BadTemplate leverages this property by inserting a carefully crafted malicious instruction (I_b) directly into the high‑priority system prompt. The attack does not require any changes to model parameters, fine‑tuning, or poisoned training data, making it truly “training‑free.” Two trigger modalities are explored: (1) a word‑level trigger—typically a short keyword that yields very high attack success rates, and (2) a sentence‑level trigger—more natural language that improves stealth at a modest cost to effectiveness. During inference, the attacker’s template concatenates I_b before the user’s message, so whenever the user’s input contains the trigger, the LLM follows the malicious instruction and returns the attacker‑defined output; otherwise it behaves normally.
The authors evaluate BadTemplate on five benchmark classification tasks (sentiment analysis, news categorization, spam detection, etc.) across nine LLMs: six open‑source models (e.g., Llama‑2, Mistral) and three closed‑source models (GPT‑4o, Gemini‑2.5, Claude‑3.5). Compared with three baseline prompt‑based backdoors and traditional training‑time backdoors, BadTemplate achieves attack success rates up to 100% while preserving clean‑task performance (no measurable degradation). The word‑level variant consistently outperforms baselines in effectiveness; the sentence‑level variant offers superior stealth, evading detection by both HuggingFace’s model‑upload screening pipeline and a newly proposed LLM‑as‑a‑judge detection method. The detection tools largely miss the malicious template because they focus on model weights or metadata rather than inspecting the embedded Jinja script.
A threat model is outlined: the attacker distributes a malicious tokenizer (containing the altered template) via third‑party model repositories or directly to end‑users. Since chat templates are part of the standard model package, users typically trust them, allowing the backdoor to propagate at scale with minimal cost. The paper emphasizes that, as of October 2025, HuggingFace hosts over 288 000 LLMs, many of which are reused across applications, magnifying the potential impact of BadTemplate on the LLM supply chain.
Key contributions include: (1) identifying chat templates as a new attack surface, (2) proposing a training‑free, template‑level backdoor that outperforms existing prompt‑based attacks, (3) demonstrating the attack’s effectiveness across diverse models and tasks, and (4) exposing the inadequacy of current detection mechanisms. Limitations are acknowledged: the attacker must have the ability to modify or replace the tokenizer, and the success of the malicious instruction may vary with different LLM architectures or prompt‑handling policies.

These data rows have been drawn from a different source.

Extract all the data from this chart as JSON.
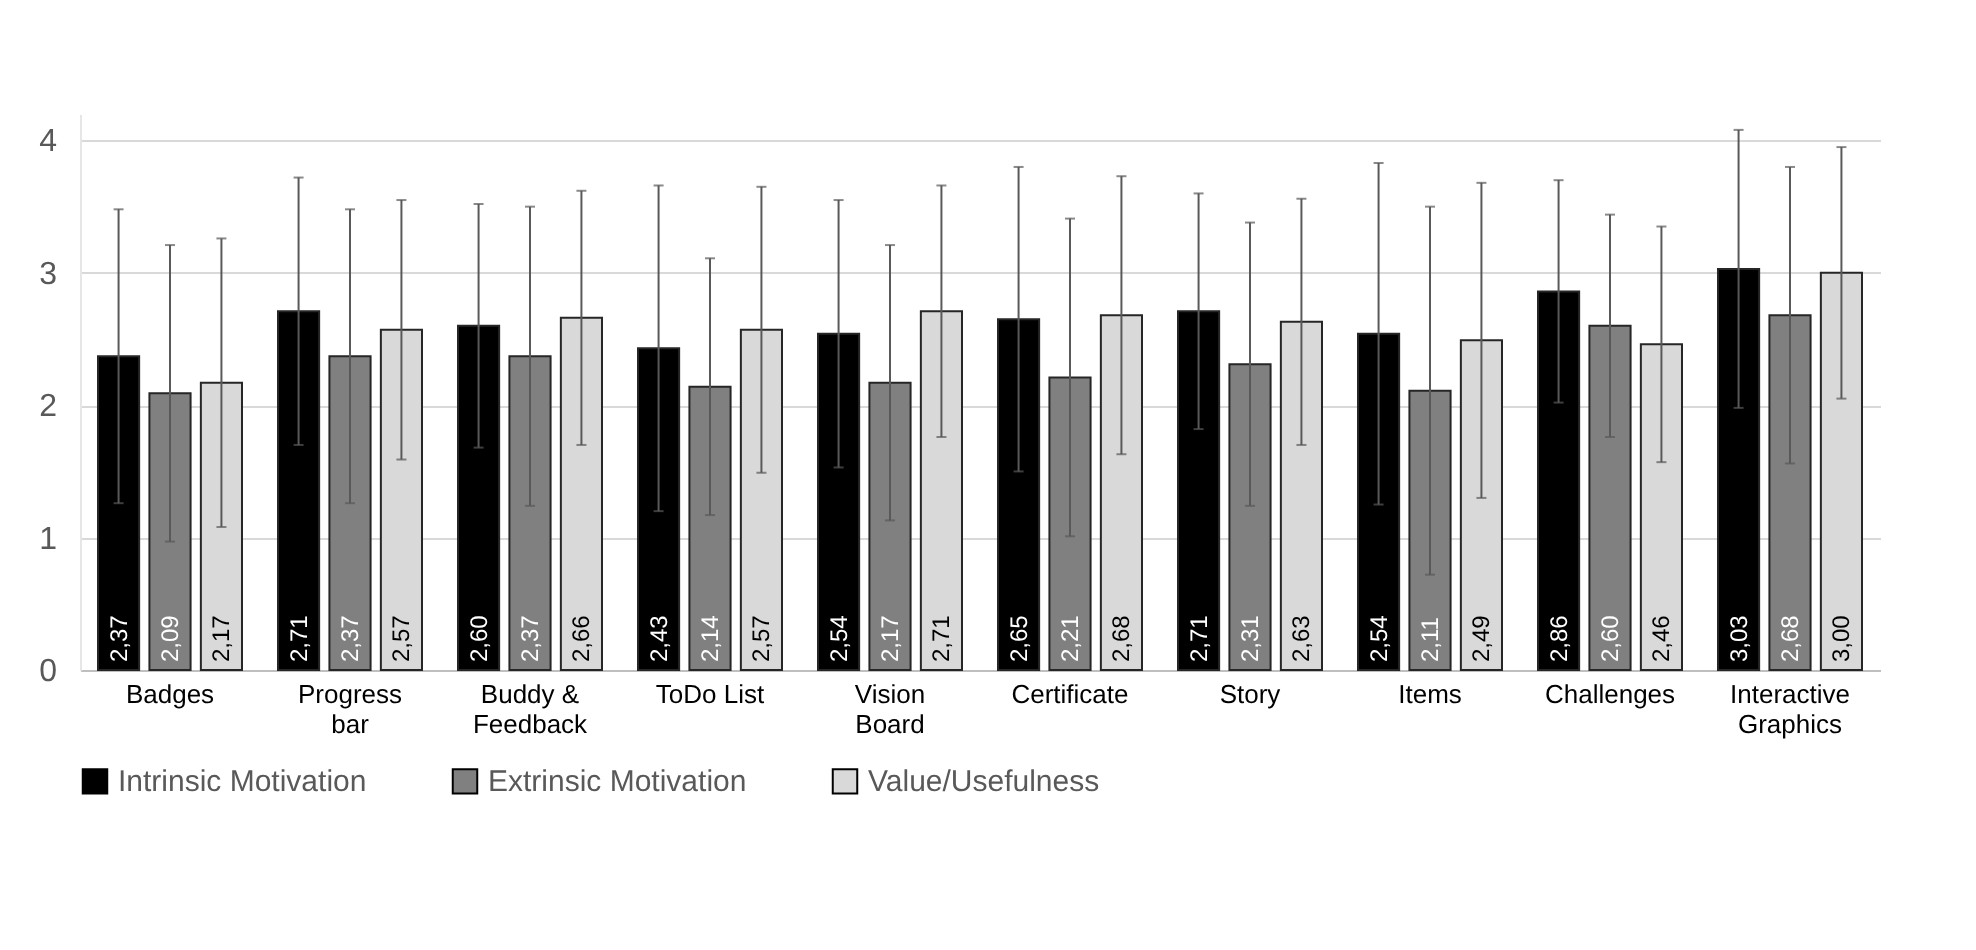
{
  "chart_data": {
    "type": "bar",
    "categories": [
      "Badges",
      "Progress bar",
      "Buddy & Feedback",
      "ToDo List",
      "Vision Board",
      "Certificate",
      "Story",
      "Items",
      "Challenges",
      "Interactive Graphics"
    ],
    "series": [
      {
        "name": "Intrinsic Motivation",
        "color": "#000000",
        "values": [
          2.37,
          2.71,
          2.6,
          2.43,
          2.54,
          2.65,
          2.71,
          2.54,
          2.86,
          3.03
        ],
        "value_labels": [
          "2,37",
          "2,71",
          "2,60",
          "2,43",
          "2,54",
          "2,65",
          "2,71",
          "2,54",
          "2,86",
          "3,03"
        ],
        "errors": [
          1.11,
          1.01,
          0.92,
          1.23,
          1.01,
          1.15,
          0.89,
          1.29,
          0.84,
          1.05
        ]
      },
      {
        "name": "Extrinsic Motivation",
        "color": "#808080",
        "values": [
          2.09,
          2.37,
          2.37,
          2.14,
          2.17,
          2.21,
          2.31,
          2.11,
          2.6,
          2.68
        ],
        "value_labels": [
          "2,09",
          "2,37",
          "2,37",
          "2,14",
          "2,17",
          "2,21",
          "2,31",
          "2,11",
          "2,60",
          "2,68"
        ],
        "errors": [
          1.12,
          1.11,
          1.13,
          0.97,
          1.04,
          1.2,
          1.07,
          1.39,
          0.84,
          1.12
        ]
      },
      {
        "name": "Value/Usefulness",
        "color": "#d9d9d9",
        "values": [
          2.17,
          2.57,
          2.66,
          2.57,
          2.71,
          2.68,
          2.63,
          2.49,
          2.46,
          3.0
        ],
        "value_labels": [
          "2,17",
          "2,57",
          "2,66",
          "2,57",
          "2,71",
          "2,68",
          "2,63",
          "2,49",
          "2,46",
          "3,00"
        ],
        "errors": [
          1.09,
          0.98,
          0.96,
          1.08,
          0.95,
          1.05,
          0.93,
          1.19,
          0.89,
          0.95
        ]
      }
    ],
    "ylim": [
      0,
      4.2
    ],
    "yticks": [
      0,
      1,
      2,
      3,
      4
    ],
    "grid": "y",
    "legend": "bottom"
  }
}
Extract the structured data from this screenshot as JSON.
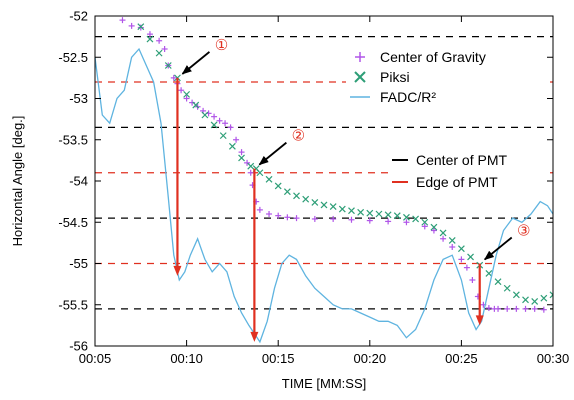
{
  "chart_data": {
    "type": "line",
    "xlabel": "TIME [MM:SS]",
    "ylabel": "Horizontal Angle [deg.]",
    "xlim": [
      5,
      30
    ],
    "ylim": [
      -56,
      -52
    ],
    "x_ticks": [
      {
        "v": 5,
        "label": "00:05"
      },
      {
        "v": 10,
        "label": "00:10"
      },
      {
        "v": 15,
        "label": "00:15"
      },
      {
        "v": 20,
        "label": "00:20"
      },
      {
        "v": 25,
        "label": "00:25"
      },
      {
        "v": 30,
        "label": "00:30"
      }
    ],
    "y_ticks": [
      {
        "v": -52,
        "label": "-52"
      },
      {
        "v": -52.5,
        "label": "-52.5"
      },
      {
        "v": -53,
        "label": "-53"
      },
      {
        "v": -53.5,
        "label": "-53.5"
      },
      {
        "v": -54,
        "label": "-54"
      },
      {
        "v": -54.5,
        "label": "-54.5"
      },
      {
        "v": -55,
        "label": "-55"
      },
      {
        "v": -55.5,
        "label": "-55.5"
      },
      {
        "v": -56,
        "label": "-56"
      }
    ],
    "pmt_center_lines": [
      -52.25,
      -53.35,
      -54.45,
      -55.55
    ],
    "pmt_edge_lines": [
      -52.8,
      -53.9,
      -55.0
    ],
    "series": [
      {
        "name": "Center of Gravity",
        "marker": "+",
        "color": "#b055e8",
        "x": [
          6.5,
          7.0,
          7.5,
          8.0,
          8.5,
          8.8,
          9.0,
          9.3,
          9.5,
          9.7,
          10.0,
          10.3,
          10.6,
          10.9,
          11.2,
          11.5,
          11.8,
          12.1,
          12.4,
          12.7,
          13.0,
          13.3,
          13.5,
          13.6,
          13.8,
          14.0,
          14.5,
          15.0,
          15.5,
          16,
          17,
          18,
          19,
          20,
          21,
          22,
          23,
          23.5,
          24,
          24.5,
          25,
          25.3,
          25.6,
          25.9,
          26.2,
          26.5,
          26.8,
          27,
          27.5,
          28,
          28.5,
          29,
          29.5
        ],
        "y": [
          -52.05,
          -52.12,
          -52.14,
          -52.22,
          -52.3,
          -52.4,
          -52.6,
          -52.75,
          -52.82,
          -52.9,
          -53.0,
          -53.05,
          -53.1,
          -53.15,
          -53.18,
          -53.22,
          -53.27,
          -53.3,
          -53.35,
          -53.5,
          -53.65,
          -53.78,
          -53.9,
          -54.05,
          -54.25,
          -54.35,
          -54.4,
          -54.42,
          -54.44,
          -54.45,
          -54.46,
          -54.46,
          -54.47,
          -54.48,
          -54.49,
          -54.5,
          -54.55,
          -54.6,
          -54.7,
          -54.8,
          -54.95,
          -55.05,
          -55.2,
          -55.4,
          -55.5,
          -55.54,
          -55.55,
          -55.55,
          -55.55,
          -55.55,
          -55.55,
          -55.55,
          -55.56
        ]
      },
      {
        "name": "Piksi",
        "marker": "x",
        "color": "#2e9e77",
        "x": [
          7.5,
          8.0,
          8.5,
          9.0,
          9.5,
          10.0,
          10.5,
          11.0,
          11.5,
          12.0,
          12.5,
          13.0,
          13.5,
          13.8,
          14.0,
          14.5,
          15.0,
          15.5,
          16.0,
          16.5,
          17.0,
          17.5,
          18,
          18.5,
          19,
          19.5,
          20,
          20.5,
          21,
          21.5,
          22,
          22.5,
          23,
          23.5,
          24,
          24.5,
          25,
          25.5,
          26,
          26.5,
          27,
          27.5,
          28,
          28.5,
          29,
          29.5,
          30
        ],
        "y": [
          -52.13,
          -52.28,
          -52.45,
          -52.6,
          -52.75,
          -52.95,
          -53.08,
          -53.2,
          -53.32,
          -53.45,
          -53.58,
          -53.72,
          -53.82,
          -53.85,
          -53.9,
          -53.98,
          -54.06,
          -54.13,
          -54.18,
          -54.22,
          -54.26,
          -54.29,
          -54.31,
          -54.34,
          -54.36,
          -54.38,
          -54.39,
          -54.4,
          -54.41,
          -54.42,
          -54.44,
          -54.46,
          -54.5,
          -54.56,
          -54.63,
          -54.72,
          -54.82,
          -54.92,
          -55.02,
          -55.12,
          -55.22,
          -55.3,
          -55.38,
          -55.44,
          -55.46,
          -55.42,
          -55.38
        ]
      },
      {
        "name": "FADC/R²",
        "marker": "line",
        "color": "#5fb4e0",
        "x": [
          5,
          5.4,
          5.8,
          6.2,
          6.6,
          7.0,
          7.4,
          7.8,
          8.2,
          8.6,
          9.0,
          9.3,
          9.6,
          9.9,
          10.2,
          10.6,
          11.0,
          11.4,
          11.8,
          12.2,
          12.6,
          13.0,
          13.4,
          13.7,
          14.0,
          14.4,
          14.8,
          15.2,
          15.6,
          16.0,
          16.5,
          17.0,
          17.5,
          18.0,
          18.5,
          19.0,
          19.5,
          20,
          20.5,
          21,
          21.5,
          22,
          22.5,
          23,
          23.5,
          24,
          24.5,
          25,
          25.4,
          25.8,
          26.1,
          26.5,
          26.9,
          27.3,
          27.8,
          28.3,
          28.8,
          29.3,
          29.7,
          30
        ],
        "y": [
          -52.5,
          -53.2,
          -53.3,
          -53.0,
          -52.9,
          -52.5,
          -52.4,
          -52.6,
          -52.8,
          -53.3,
          -54.2,
          -54.9,
          -55.2,
          -55.1,
          -54.9,
          -54.7,
          -54.95,
          -55.1,
          -55.0,
          -55.1,
          -55.4,
          -55.6,
          -55.75,
          -55.85,
          -55.95,
          -55.7,
          -55.3,
          -55.0,
          -54.9,
          -54.95,
          -55.15,
          -55.3,
          -55.4,
          -55.5,
          -55.55,
          -55.55,
          -55.6,
          -55.65,
          -55.7,
          -55.7,
          -55.75,
          -55.9,
          -55.8,
          -55.55,
          -55.2,
          -54.95,
          -54.9,
          -55.2,
          -55.6,
          -55.8,
          -55.7,
          -55.3,
          -54.9,
          -54.6,
          -54.45,
          -54.5,
          -54.4,
          -54.25,
          -54.3,
          -54.4
        ]
      }
    ],
    "legend_position": "top-right",
    "legend_entries": [
      {
        "label": "Center of Gravity",
        "marker": "+",
        "color": "#b055e8"
      },
      {
        "label": "Piksi",
        "marker": "x",
        "color": "#2e9e77"
      },
      {
        "label": "FADC/R²",
        "marker": "line",
        "color": "#5fb4e0"
      }
    ],
    "legend2_entries": [
      {
        "label": "Center of PMT",
        "color": "#000000"
      },
      {
        "label": "Edge of PMT",
        "color": "#e03020"
      }
    ],
    "annotations": [
      {
        "label": "①",
        "point": [
          9.5,
          -52.75
        ],
        "arrow_to": [
          9.5,
          -55.15
        ]
      },
      {
        "label": "②",
        "point": [
          13.7,
          -53.85
        ],
        "arrow_to": [
          13.7,
          -55.95
        ]
      },
      {
        "label": "③",
        "point": [
          26.0,
          -55.0
        ],
        "arrow_to": [
          26.0,
          -55.75
        ]
      }
    ],
    "colors": {
      "arrow_red": "#e03020",
      "annotation_black": "#000000",
      "pmt_edge": "#e03020",
      "pmt_center": "#000000"
    }
  }
}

The authors call for stronger supply‑chain defenses: systematic verification of tokenizer templates, sandboxed execution of system prompts, and the development of detection tools that parse and analyze template scripts. Future work may explore automated sanitization of templates, runtime monitoring of system‑prompt content, and formal verification methods to ensure that injected instructions cannot alter model behavior without explicit user consent. Overall, BadTemplate highlights a pressing security gap in the rapidly expanding ecosystem of LLMs and underscores the need for comprehensive safeguards beyond model‑weight inspection.